In the silence that followed, the door between her office and her apartment slammed closed. Chad looked up at the noise, then back at her, clearly expecting an explanation, but she held his gaze and waited. Finally he said, “Bartenders should be good listeners.”
Based on that comment, she'd better set the tone now. “Eye Candy isn't just a bar. It's an experience. Women come for hot bartenders, dance music, great drinks, and a chance to unwind with girlfriends. The hookup quotient is high because the men come for what they call âprime pussy.'” A small smile lifted the corners of his mouth and formed crinkles around his eyes, the flash of personality an appealing insight into an otherwise blank front. So she added, “My office is over the men's room and unfortunately voices carry up the ductwork.

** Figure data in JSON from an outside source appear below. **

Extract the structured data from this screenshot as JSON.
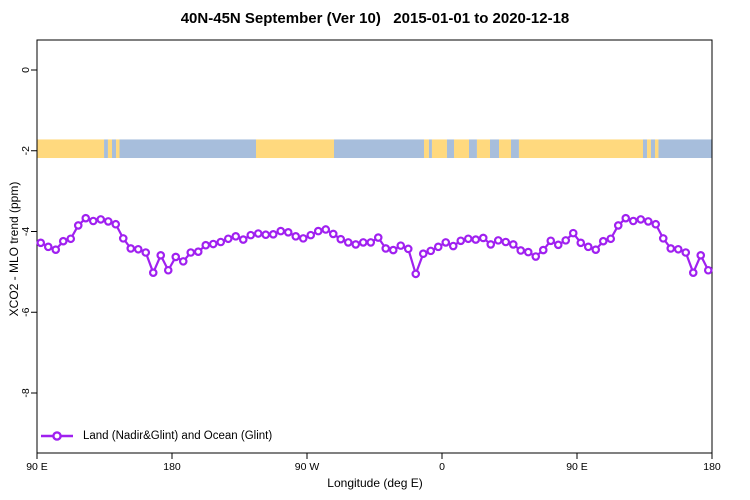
{
  "chart_data": {
    "type": "line",
    "title": "40N-45N September (Ver 10)   2015-01-01 to 2020-12-18",
    "xlabel": "Longitude (deg E)",
    "ylabel": "XCO2 - MLO trend (ppm)",
    "grid": false,
    "x_axis": {
      "display_deg_range": [
        90,
        540
      ],
      "ticks": [
        {
          "deg": 90,
          "label": "90 E"
        },
        {
          "deg": 180,
          "label": "180"
        },
        {
          "deg": 270,
          "label": "90 W"
        },
        {
          "deg": 360,
          "label": "0"
        },
        {
          "deg": 450,
          "label": "90 E"
        },
        {
          "deg": 540,
          "label": "180"
        }
      ]
    },
    "y_axis": {
      "range_ppm": [
        -9.5,
        0.75
      ],
      "ticks": [
        {
          "v": 0,
          "label": "0"
        },
        {
          "v": -2,
          "label": "-2"
        },
        {
          "v": -4,
          "label": "-4"
        },
        {
          "v": -6,
          "label": "-6"
        },
        {
          "v": -8,
          "label": "-8"
        }
      ]
    },
    "legend": {
      "position": "bottom-left",
      "entries": [
        {
          "label": "Land (Nadir&Glint) and Ocean (Glint)",
          "color": "#A020F0",
          "marker": "open-circle-on-line"
        }
      ]
    },
    "land_ocean_band": {
      "description": "land/ocean mask strip drawn at about -2 ppm",
      "y_top_ppm": -1.72,
      "y_bottom_ppm": -2.18,
      "land_color": "#FFD97E",
      "ocean_color": "#A7BEDC",
      "segments_display_deg": [
        [
          90,
          134.7,
          "land"
        ],
        [
          134.7,
          137.3,
          "ocean"
        ],
        [
          137.3,
          140,
          "land"
        ],
        [
          140,
          142.7,
          "ocean"
        ],
        [
          142.7,
          145,
          "land"
        ],
        [
          145,
          236,
          "ocean"
        ],
        [
          236,
          288,
          "land"
        ],
        [
          288,
          348,
          "ocean"
        ],
        [
          348,
          351.3,
          "land"
        ],
        [
          351.3,
          353.3,
          "ocean"
        ],
        [
          353.3,
          363.3,
          "land"
        ],
        [
          363.3,
          368,
          "ocean"
        ],
        [
          368,
          378,
          "land"
        ],
        [
          378,
          383.3,
          "ocean"
        ],
        [
          383.3,
          392,
          "land"
        ],
        [
          392,
          398,
          "ocean"
        ],
        [
          398,
          406,
          "land"
        ],
        [
          406,
          411.3,
          "ocean"
        ],
        [
          411.3,
          494,
          "land"
        ],
        [
          494,
          496.7,
          "ocean"
        ],
        [
          496.7,
          499.3,
          "land"
        ],
        [
          499.3,
          502,
          "ocean"
        ],
        [
          502,
          504.3,
          "land"
        ],
        [
          504.3,
          540,
          "ocean"
        ]
      ]
    },
    "series": [
      {
        "name": "Land (Nadir&Glint) and Ocean (Glint)",
        "color": "#A020F0",
        "marker": "open-circle",
        "x_start_display_deg": 92.5,
        "x_step_deg": 5,
        "n_points": 90,
        "values_ppm": [
          -4.28,
          -4.38,
          -4.45,
          -4.24,
          -4.18,
          -3.85,
          -3.67,
          -3.74,
          -3.7,
          -3.75,
          -3.82,
          -4.17,
          -4.42,
          -4.44,
          -4.52,
          -5.02,
          -4.59,
          -4.96,
          -4.63,
          -4.74,
          -4.52,
          -4.5,
          -4.34,
          -4.31,
          -4.26,
          -4.18,
          -4.12,
          -4.2,
          -4.09,
          -4.05,
          -4.08,
          -4.07,
          -3.99,
          -4.02,
          -4.12,
          -4.17,
          -4.09,
          -3.99,
          -3.95,
          -4.06,
          -4.19,
          -4.27,
          -4.32,
          -4.27,
          -4.27,
          -4.15,
          -4.42,
          -4.46,
          -4.35,
          -4.43,
          -5.05,
          -4.55,
          -4.48,
          -4.38,
          -4.27,
          -4.36,
          -4.23,
          -4.18,
          -4.2,
          -4.16,
          -4.32,
          -4.22,
          -4.26,
          -4.32,
          -4.47,
          -4.51,
          -4.62,
          -4.46,
          -4.23,
          -4.33,
          -4.22,
          -4.04,
          -4.28,
          -4.38,
          -4.45,
          -4.24,
          -4.18,
          -3.85,
          -3.67,
          -3.74,
          -3.7,
          -3.75,
          -3.82,
          -4.17,
          -4.42,
          -4.44,
          -4.52,
          -5.02,
          -4.59,
          -4.96
        ]
      }
    ]
  }
}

“The ground rules are that you've got a smile for everyone, no matter if she's the prettiest girl in the room or her chunky, self-conscious best friend. No outrageous flirting, no requests for phone numbers or email addresses. No calling numbers if they come across the bar on a napkin or a twenty or a thong, which happened on Tuesday and led to one of my bartenders hooking up with a customer in the back of a pickup in my parking lot. I fired him before he had his jeans up. She went home alone, unsatisfied, and pissed off. That's not good for business and therefore pisses me off. Are we clear?”

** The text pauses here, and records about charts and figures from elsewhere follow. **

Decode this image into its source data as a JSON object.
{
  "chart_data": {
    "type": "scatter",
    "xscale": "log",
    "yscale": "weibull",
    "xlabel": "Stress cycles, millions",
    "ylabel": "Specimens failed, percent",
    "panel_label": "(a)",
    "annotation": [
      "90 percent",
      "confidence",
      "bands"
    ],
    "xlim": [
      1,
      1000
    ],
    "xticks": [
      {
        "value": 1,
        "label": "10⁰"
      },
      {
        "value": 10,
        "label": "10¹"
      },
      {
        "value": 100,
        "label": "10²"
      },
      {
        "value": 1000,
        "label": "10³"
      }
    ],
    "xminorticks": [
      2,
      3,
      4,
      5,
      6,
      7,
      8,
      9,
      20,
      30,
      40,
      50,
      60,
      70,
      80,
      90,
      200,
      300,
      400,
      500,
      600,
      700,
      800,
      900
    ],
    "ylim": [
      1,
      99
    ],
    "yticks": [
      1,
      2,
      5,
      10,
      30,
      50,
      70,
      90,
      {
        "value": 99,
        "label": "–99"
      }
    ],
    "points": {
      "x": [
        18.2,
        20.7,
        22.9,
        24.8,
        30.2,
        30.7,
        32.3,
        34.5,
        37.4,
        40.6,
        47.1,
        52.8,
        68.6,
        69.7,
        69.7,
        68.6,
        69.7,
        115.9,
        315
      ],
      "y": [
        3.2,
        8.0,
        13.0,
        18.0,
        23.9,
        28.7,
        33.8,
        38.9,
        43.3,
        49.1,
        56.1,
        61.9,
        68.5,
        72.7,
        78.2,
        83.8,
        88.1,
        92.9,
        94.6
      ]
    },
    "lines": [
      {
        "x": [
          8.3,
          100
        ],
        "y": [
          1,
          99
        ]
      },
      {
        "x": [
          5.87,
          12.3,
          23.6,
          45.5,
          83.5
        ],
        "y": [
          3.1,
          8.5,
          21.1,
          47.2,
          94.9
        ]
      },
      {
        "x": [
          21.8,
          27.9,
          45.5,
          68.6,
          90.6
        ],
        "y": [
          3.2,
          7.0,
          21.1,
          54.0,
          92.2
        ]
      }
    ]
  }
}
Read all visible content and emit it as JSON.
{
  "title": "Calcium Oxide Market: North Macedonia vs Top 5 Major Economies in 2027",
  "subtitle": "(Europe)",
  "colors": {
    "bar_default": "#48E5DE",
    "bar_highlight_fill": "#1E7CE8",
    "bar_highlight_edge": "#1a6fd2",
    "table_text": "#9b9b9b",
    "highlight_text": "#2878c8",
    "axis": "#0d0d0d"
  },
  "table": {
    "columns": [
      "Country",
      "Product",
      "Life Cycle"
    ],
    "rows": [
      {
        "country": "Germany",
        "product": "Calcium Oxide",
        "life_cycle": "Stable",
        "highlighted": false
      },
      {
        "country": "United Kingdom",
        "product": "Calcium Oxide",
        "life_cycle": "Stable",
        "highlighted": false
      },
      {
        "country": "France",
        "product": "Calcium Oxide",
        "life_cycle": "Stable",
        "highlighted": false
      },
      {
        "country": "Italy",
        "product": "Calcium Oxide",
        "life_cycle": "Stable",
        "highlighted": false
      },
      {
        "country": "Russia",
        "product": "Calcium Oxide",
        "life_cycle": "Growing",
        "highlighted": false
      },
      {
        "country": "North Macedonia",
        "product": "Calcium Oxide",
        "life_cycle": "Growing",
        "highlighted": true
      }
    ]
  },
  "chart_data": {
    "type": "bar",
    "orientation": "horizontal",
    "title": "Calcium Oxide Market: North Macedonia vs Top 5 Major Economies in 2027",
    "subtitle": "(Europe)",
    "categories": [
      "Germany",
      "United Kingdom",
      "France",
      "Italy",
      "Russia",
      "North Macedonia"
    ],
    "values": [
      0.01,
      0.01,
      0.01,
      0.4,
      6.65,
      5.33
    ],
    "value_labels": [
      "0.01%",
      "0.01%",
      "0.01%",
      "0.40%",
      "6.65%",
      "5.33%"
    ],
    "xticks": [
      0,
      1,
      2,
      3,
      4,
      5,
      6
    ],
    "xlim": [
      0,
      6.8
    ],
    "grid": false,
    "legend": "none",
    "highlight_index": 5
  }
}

A moment of silence, then, “Your bar, your rules.”
Not many men could make that sound sexy, yet coming in Chad's whiskey rough voice, it sounded like temptation poured from a bottle. Eve thought for a moment, unable to put her finger on how he struck her, but the weekend was coming, he was clearly competent behind a bar, and her gut told her he wouldn't get caught bare-assed in the bed of a Dodge Ram.